Jorge García Riart
Doctor en Educación Superior
¿Transformamos  la educación pública paraguaya o transformamos el modelo de cómo financiamos la educación que tenemos? Es una pregunta dicotómica aparentemente complicada de resolverla. No obstante, debemos hacer la reflexión.
Un experto en presupuesto, ni siquiera un experto en educación, dirá que para enfrentar una transformación financiera es necesario clarificar primero los objetivos que se quieren alcanzar. Es decir, la proyección numérica debe ser equivalente al proyecto educativo.
Por ejemplo, si queremos 30% más de niños y niñas en edad escolar dentro del sistema educativo, tenemos que calcular los gastos derivados de las condiciones estructurales del aula, la hora docente, los recursos didácticos, la alimentación, etc.
Paraguay está inmerso actualmente en un denominado Programa Nacional de Transformación Educativa que busca con el horizonte puesto en el año 2030 cambiar profundas líneas actuales de ejecución. Uno de los ejes de trabajo es precisamente el financiamiento.
Pero mientras esto sucede (grupos de discusión y diagnósticos sobre el estado de la cuestión), la realidad nos supera. No solo por pandemia, sino por falta de priorización política, el gasto público en educación en el Paraguay está corriendo a la inversa de la tendencia mundial y/o regional.
Es decir que en vez de incrementarse el presupuesto, la noticia es que estamos yendo para abajo. Los diarios han recogido esta información en primera plana en los últimos meses sin que suceda mayor conmoción social o quebranto de quienes tienen que tomar decisiones certeras (¡nos preocupa el chaleco de una reina!).
Esta situación hace además que decrezca el porcentaje de inversión en educación con relación al Producto Interno Bruto (PIB). Actualmente, la relación del Presupuesto del Ministerio de Educación y Ciencias con el PIB está por debajo del 3% y la tendencia es que disminuya más para el 2022.
Sin embargo, para garantizar el derecho de acceso a y permanencia en el sistema educativo nacional a todos (100%) los niños y las niñas (como lo proponen  el ODS 4), los cálculos señalan que para este año tendríamos que  haber alcanzado el 7% de inversión con relación al PIB.

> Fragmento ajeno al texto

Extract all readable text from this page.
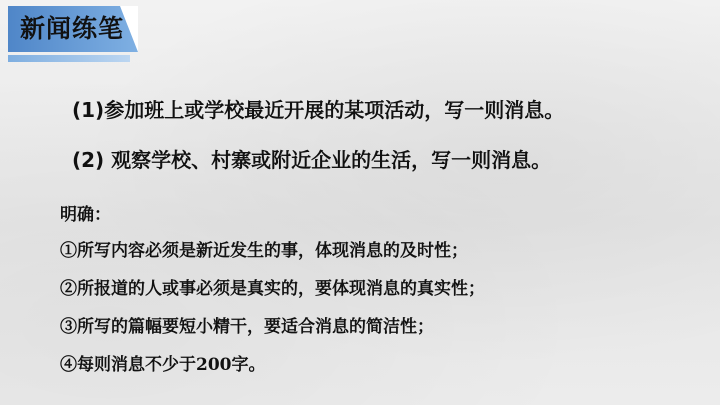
新闻练笔
(1)参加班上或学校最近开展的某项活动，写一则消息。
(2) 观察学校、村寨或附近企业的生活，写一则消息。
明确：
①所写内容必须是新近发生的事，体现消息的及时性；
②所报道的人或事必须是真实的，要体现消息的真实性；
③所写的篇幅要短小精干，要适合消息的简洁性；
④每则消息不少于200字。
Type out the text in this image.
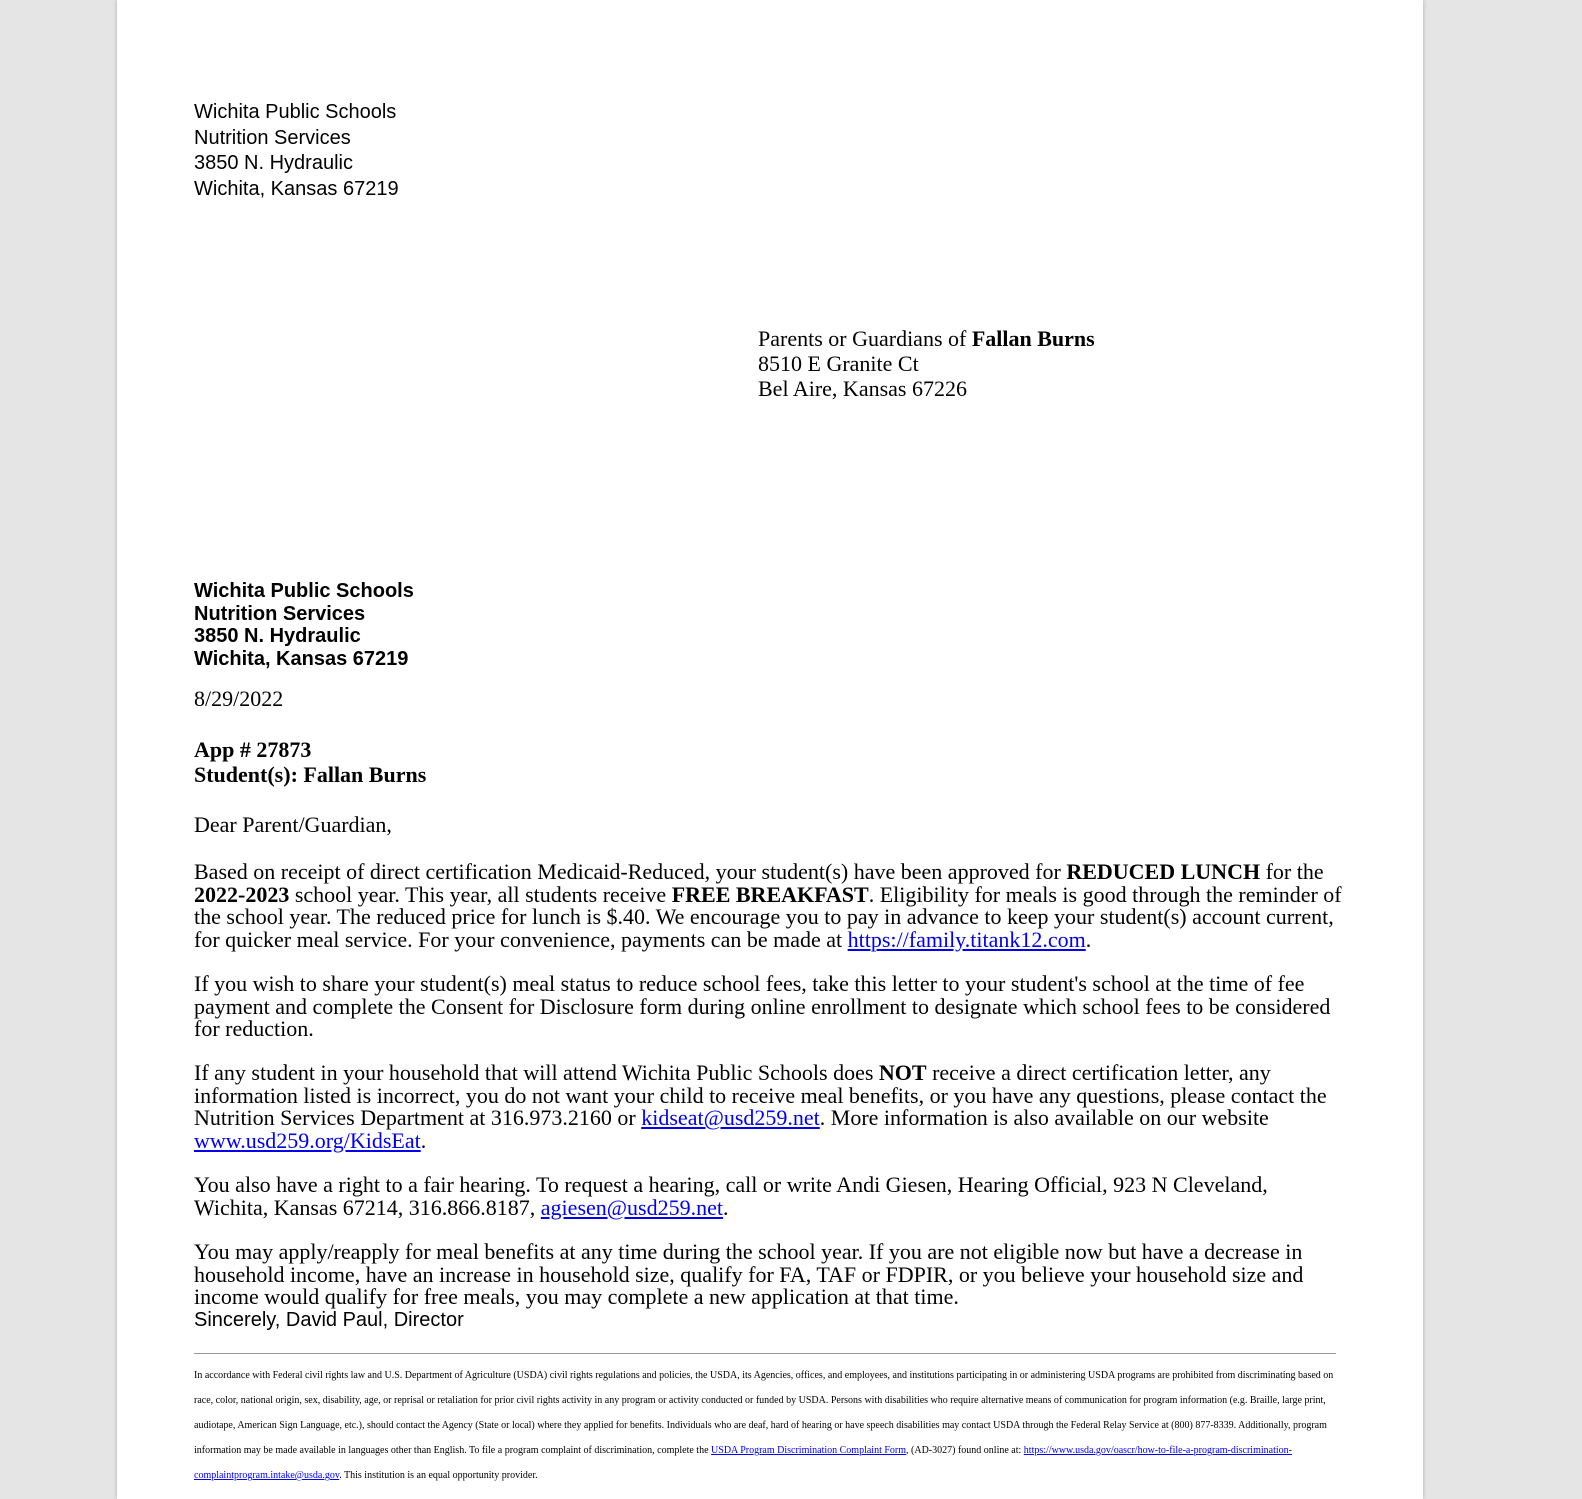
Wichita Public Schools
Nutrition Services
3850 N. Hydraulic
Wichita, Kansas 67219
Parents or Guardians of Fallan Burns
8510 E Granite Ct
Bel Aire, Kansas 67226
Wichita Public Schools
Nutrition Services
3850 N. Hydraulic
Wichita, Kansas 67219
8/29/2022
App # 27873
Student(s): Fallan Burns
Dear Parent/Guardian,

Based on receipt of direct certification Medicaid-Reduced, your student(s) have been approved for REDUCED LUNCH for the 2022-2023 school year. This year, all students receive FREE BREAKFAST. Eligibility for meals is good through the reminder of the school year. The reduced price for lunch is $.40. We encourage you to pay in advance to keep your student(s) account current, for quicker meal service. For your convenience, payments can be made at https://family.titank12.com.

If you wish to share your student(s) meal status to reduce school fees, take this letter to your student's school at the time of fee payment and complete the Consent for Disclosure form during online enrollment to designate which school fees to be considered for reduction.

If any student in your household that will attend Wichita Public Schools does NOT receive a direct certification letter, any information listed is incorrect, you do not want your child to receive meal benefits, or you have any questions, please contact the Nutrition Services Department at 316.973.2160 or kidseat@usd259.net. More information is also available on our website www.usd259.org/KidsEat.

You also have a right to a fair hearing. To request a hearing, call or write Andi Giesen, Hearing Official, 923 N Cleveland, Wichita, Kansas 67214, 316.866.8187, agiesen@usd259.net.

You may apply/reapply for meal benefits at any time during the school year. If you are not eligible now but have a decrease in household income, have an increase in household size, qualify for FA, TAF or FDPIR, or you believe your household size and income would qualify for free meals, you may complete a new application at that time.

Sincerely, David Paul, Director

In accordance with Federal civil rights law and U.S. Department of Agriculture (USDA) civil rights regulations and policies, the USDA, its Agencies, offices, and employees, and institutions participating in or administering USDA programs are prohibited from discriminating based on race, color, national origin, sex, disability, age, or reprisal or retaliation for prior civil rights activity in any program or activity conducted or funded by USDA. Persons with disabilities who require alternative means of communication for program information (e.g. Braille, large print, audiotape, American Sign Language, etc.), should contact the Agency (State or local) where they applied for benefits. Individuals who are deaf, hard of hearing or have speech disabilities may contact USDA through the Federal Relay Service at (800) 877-8339. Additionally, program information may be made available in languages other than English. To file a program complaint of discrimination, complete the USDA Program Discrimination Complaint Form, (AD-3027) found online at: https://www.usda.gov/oascr/how-to-file-a-program-discrimination-complaintprogram.intake@usda.gov. This institution is an equal opportunity provider.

De igual modo, si solo nos hubiéramos focalizado solo en atender los derechos de los sectores de la población en edad escolar más vulnerables, la estimación óptima es que tendríamos que  tener a la fecha una inversión como porcentaje del PIB alrededor del 6%.
Como un juego de palabras, la inversión actual en educación se produce a la inversa de lo necesario; dicho de otro modo, no se corresponde con la envergadura que exige la calidad educativa. Hay muchas pruebas de despilfarro en educación. Fonacide es emblema de fracaso.
La fórmula de la inversión en educación basada sobre el PIB solo intenta resolver una parte del problema financiero. La cuestión es que necesitamos más recursos incrementales para hacer frente a todos los propósitos que tenemos y, para ello, tenemos que generar un nuevo modelo.
Podemos decir que tenemos metas educativas claras (nuestros objetivos son elocuentes), pero no tenemos dinero para alcanzarlas. Si solo como porcentaje del PIB haremos la inversión, un país pobre como el nuestro está condenado al fracaso educativo.
Si comprendemos que la educación es prioridad de Estado, mejoramos el gasto público, apoyamos sectores para lograr equidad, conectamos los esfuerzos del sector privado hacia el bien público, solo como algunas sugerencias, podríamos conseguir torcer el modelo vigente.
Lamentablemente la propensión es hacia abajo. El Ejecutivo y el Legislativo parecen coincidir por ahora en que habrá recortes importantes en educación para 2022. Esto nos devuelve al origen del problema: estamos perdiendo los objetivos y, con ello, consabidamente el presupuesto.